Showing posts with label R packages. Show all posts
Showing posts with label R packages. Show all posts

Thursday, May 26, 2011

another look at CRAN Task Views

We've been impressed with how helpful the CRAN Task Views are in guiding us in R as we wend our way through the huge number of add-on packages (3021 as of May, 2011). These are web pages that are maintained by volunteers with expertise in a specified area. The maintainers provide annotated guidance to routines and packages. This is particularly helpful to track new packages or functionality (along with the R-packages relatively low volume mailing list and Crantastic).

As an example, we consider the Empirical Finance task view, which is maintained by Dirk Eddelbuettel. This includes description of standard regression models, time series, finance, risk management, data and time management as well as books with packages. Of particular help are the related links, including 6 other task views (Econometrics, Multivariate, Optimization, Robust, Social Sciences and Time Series).

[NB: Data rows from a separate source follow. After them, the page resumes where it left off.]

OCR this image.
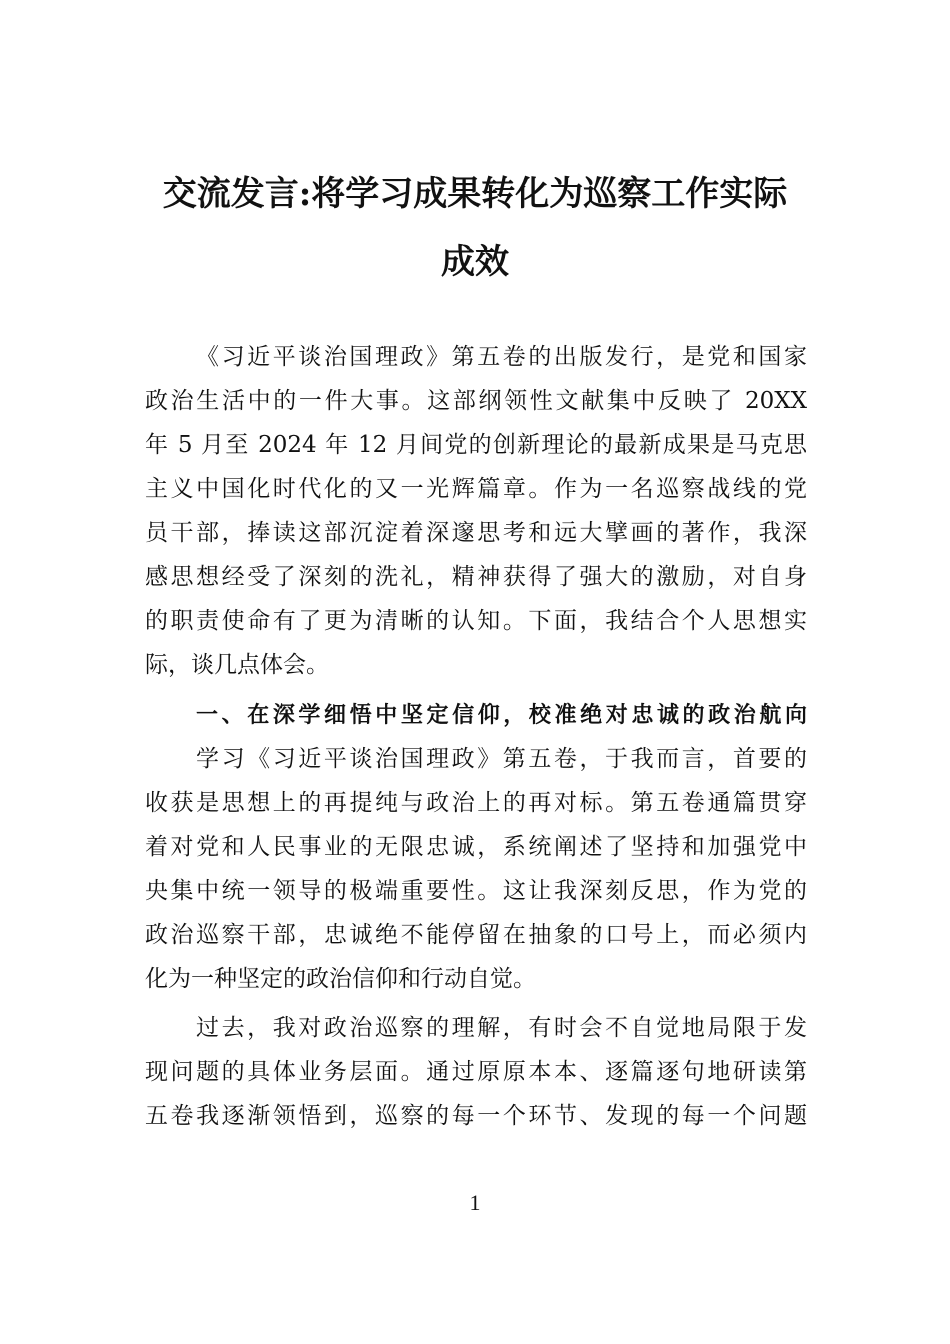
交流发言:将学习成果转化为巡察工作实际
成效

《习近平谈治国理政》第五卷的出版发行，是党和国家

政治生活中的一件大事。这部纲领性文献集中反映了 20XX

年 5 月至 2024 年 12 月间党的创新理论的最新成果是马克思

主义中国化时代化的又一光辉篇章。作为一名巡察战线的党

员干部，捧读这部沉淀着深邃思考和远大擘画的著作，我深

感思想经受了深刻的洗礼，精神获得了强大的激励，对自身

的职责使命有了更为清晰的认知。下面，我结合个人思想实

际，谈几点体会。

一、在深学细悟中坚定信仰，校准绝对忠诚的政治航向

学习《习近平谈治国理政》第五卷，于我而言，首要的

收获是思想上的再提纯与政治上的再对标。第五卷通篇贯穿

着对党和人民事业的无限忠诚，系统阐述了坚持和加强党中

央集中统一领导的极端重要性。这让我深刻反思，作为党的

政治巡察干部，忠诚绝不能停留在抽象的口号上，而必须内

化为一种坚定的政治信仰和行动自觉。

过去，我对政治巡察的理解，有时会不自觉地局限于发

现问题的具体业务层面。通过原原本本、逐篇逐句地研读第

五卷我逐渐领悟到，巡察的每一个环节、发现的每一个问题

1
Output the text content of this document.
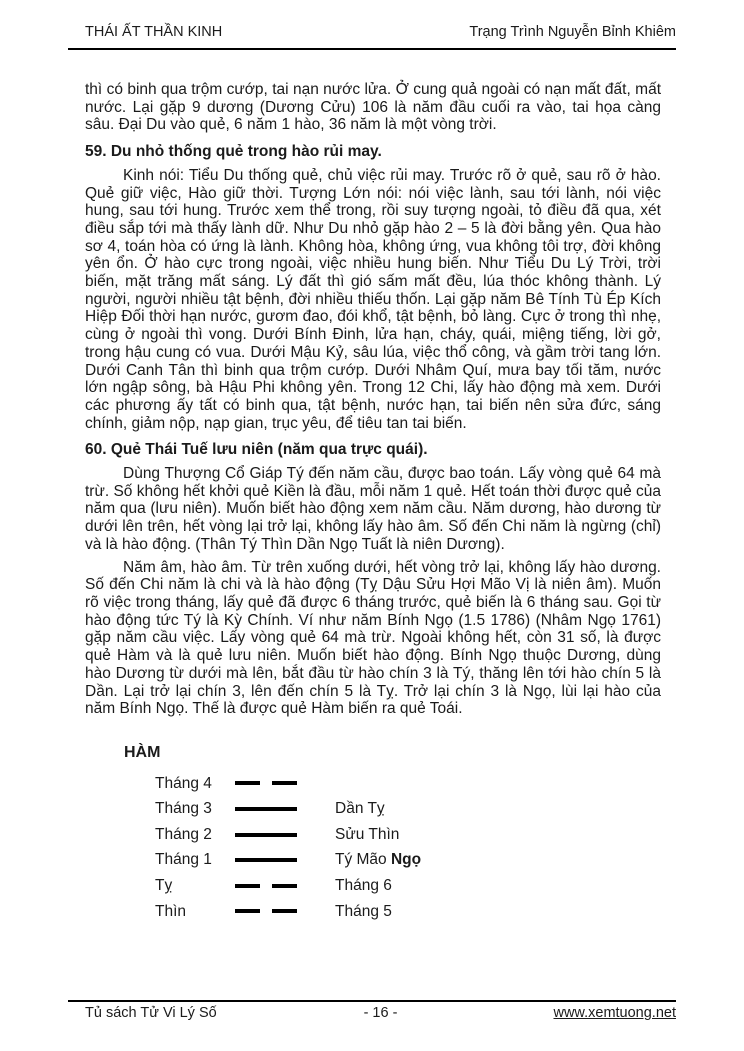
THÁI ẤT THẦN KINH	Trạng Trình Nguyễn Bỉnh Khiêm

thì có binh qua trộm cướp, tai nạn nước lửa. Ở cung quả ngoài có nạn mất đất, mất nước. Lại gặp 9 dương (Dương Cửu) 106 là năm đầu cuối ra vào, tai họa càng sâu. Đại Du vào quẻ, 6 năm 1 hào, 36 năm là một vòng trời.

59. Du nhỏ thống quẻ trong hào rủi may.

Kinh nói: Tiểu Du thống quẻ, chủ việc rủi may. Trước rõ ở quẻ, sau rõ ở hào. Quẻ giữ việc, Hào giữ thời. Tượng Lớn nói: nói việc lành, sau tới lành, nói việc hung, sau tới hung. Trước xem thể trong, rồi suy tượng ngoài, tỏ điều đã qua, xét điều sắp tới mà thấy lành dữ. Như Du nhỏ gặp hào 2 – 5 là đời bằng yên. Qua hào sơ 4, toán hòa có ứng là lành. Không hòa, không ứng, vua không tôi trợ, đời không yên ổn. Ở hào cực trong ngoài, việc nhiều hung biến. Như Tiểu Du Lý Trời, trời biến, mặt trăng mất sáng. Lý đất thì gió sấm mất đều, lúa thóc không thành. Lý người, người nhiều tật bệnh, đời nhiều thiếu thốn. Lại gặp năm Bê Tính Tù Ép Kích Hiệp Đối thời hạn nước, gươm đao, đói khổ, tật bệnh, bỏ làng. Cực ở trong thì nhẹ, cùng ở ngoài thì vong. Dưới Bính Đinh, lửa hạn, cháy, quái, miệng tiếng, lời gở, trong hậu cung có vua. Dưới Mậu Kỷ, sâu lúa, việc thổ công, và gầm trời tang lớn. Dưới Canh Tân thì binh qua trộm cướp. Dưới Nhâm Quí, mưa bay tối tăm, nước lớn ngập sông, bà Hậu Phi không yên. Trong 12 Chi, lấy hào động mà xem. Dưới các phương ấy tất có binh qua, tật bệnh, nước hạn, tai biến nên sửa đức, sáng chính, giảm nộp, nạp gian, trục yêu, để tiêu tan tai biến.

60. Quẻ Thái Tuế lưu niên (năm qua trực quái).

Dùng Thượng Cổ Giáp Tý đến năm cầu, được bao toán. Lấy vòng quẻ 64 mà trừ. Số không hết khởi quẻ Kiền là đầu, mỗi năm 1 quẻ. Hết toán thời được quẻ của năm qua (lưu niên). Muốn biết hào động xem năm cầu. Năm dương, hào dương từ dưới lên trên, hết vòng lại trở lại, không lấy hào âm. Số đến Chi năm là ngừng (chỉ) và là hào động. (Thân Tý Thìn Dần Ngọ Tuất là niên Dương).

Năm âm, hào âm. Từ trên xuống dưới, hết vòng trở lại, không lấy hào dương. Số đến Chi năm là chi và là hào động (Tỵ Dậu Sửu Hợi Mão Vị là niên âm). Muốn rõ việc trong tháng, lấy quẻ đã được 6 tháng trước, quẻ biến là 6 tháng sau. Gọi từ hào động tức Tý là Kỳ Chính. Ví như năm Bính Ngọ (1.5 1786) (Nhâm Ngọ 1761) gặp năm cầu việc. Lấy vòng quẻ 64 mà trừ. Ngoài không hết, còn 31 số, là được quẻ Hàm và là quẻ lưu niên. Muốn biết hào động. Bính Ngọ thuộc Dương, dùng hào Dương từ dưới mà lên, bắt đầu từ hào chín 3 là Tý, thăng lên tới hào chín 5 là Dần. Lại trở lại chín 3, lên đến chín 5 là Tỵ. Trở lại chín 3 là Ngọ, lùi lại hào của năm Bính Ngọ. Thế là được quẻ Hàm biến ra quẻ Toái.

HÀM
Tháng 4
Tháng 3	Dần Tỵ
Tháng 2	Sửu Thìn
Tháng 1	Tý Mão Ngọ
Tỵ	Tháng 6
Thìn	Tháng 5
Tủ sách Tử Vi Lý Số	- 16 -	www.xemtuong.net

Reviewing the Task View can help users to get up to speed in a given area, and we commend the R-core for this creative response to the growth of packages.

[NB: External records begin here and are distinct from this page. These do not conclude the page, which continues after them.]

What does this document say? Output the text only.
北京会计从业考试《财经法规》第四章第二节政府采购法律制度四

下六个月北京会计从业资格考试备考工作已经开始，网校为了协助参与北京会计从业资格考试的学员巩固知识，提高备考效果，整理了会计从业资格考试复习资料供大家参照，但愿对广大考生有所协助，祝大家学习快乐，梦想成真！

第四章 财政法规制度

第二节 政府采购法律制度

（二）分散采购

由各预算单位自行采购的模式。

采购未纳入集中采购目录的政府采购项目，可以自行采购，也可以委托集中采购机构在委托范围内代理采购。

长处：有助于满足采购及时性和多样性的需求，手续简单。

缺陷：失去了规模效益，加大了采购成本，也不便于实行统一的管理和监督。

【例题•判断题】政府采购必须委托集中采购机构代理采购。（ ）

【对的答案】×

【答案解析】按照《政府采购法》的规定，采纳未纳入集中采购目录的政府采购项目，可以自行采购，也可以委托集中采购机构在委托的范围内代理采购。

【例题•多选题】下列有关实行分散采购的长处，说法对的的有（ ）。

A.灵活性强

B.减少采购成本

As of this week, the following Task Views were available:
Bayesian (Bayesian Inference),
ChemPhys (Chemometrics and Computational Physics),
ClinicalTrials (Clinical Trial Design, Monitoring, and Analysis),
Cluster (Cluster Analysis & Finite Mixture Models),
Distributions (Probability Distributions),
Econometrics (Computational Econometrics),
Environmetrics (Analysis of Ecological and Environmental Data),
ExperimentalDesign (Design of Experiments (DoE) & Analysis of Experimental Data),
Finance (Empirical Finance),
Genetics (Statistical Genetics),
Graphics (Graphic Displays & Dynamic Graphics & Graphic Devices & Visualization),
gR (gRaphical Models in R),
HighPerformanceComputing (High-Performance and Parallel Computing with R),
MachineLearning (Machine Learning & Statistical Learning),
MedicalImaging (Medical Image Analysis),
Multivariate (Multivariate Statistics),
NaturalLanguageProcessing (Natural Language Processing),
OfficialStatistics (Official Statistics & Survey Methodology),
Optimization (Optimization and Mathematical Programming),
Pharmacokinetics (Analysis of Pharmacokinetic Data),
Phylogenetics (Phylogenetics, Especially Comparative Methods),
Psychometrics (Psychometric Models and Methods),
ReproducibleResearch (Reproducible Research),
Robust (Robust Statistical Methods),
SocialSciences (Statistics for the Social Sciences),
Spatial (Analysis of Spatial Data),
Survival (Survival Analysis)
TimeSeries (Time Series Analysis)

Are there other areas where a new task view would be useful? Feel free to comment with your thoughts and suggestions.

Monday, August 24, 2009

packages and CRANtastic

Additional functionality in R is added through packages, which consist of libraries of bundled functions, datasets, examples and help files that can be downloaded from CRAN (the Comprehensive R Archive Network). The function install.packages() or the windowing interface under Packages and Data (Mac) or Packages (Windows) are used to download and install packages (see section B.6.1, p. 273).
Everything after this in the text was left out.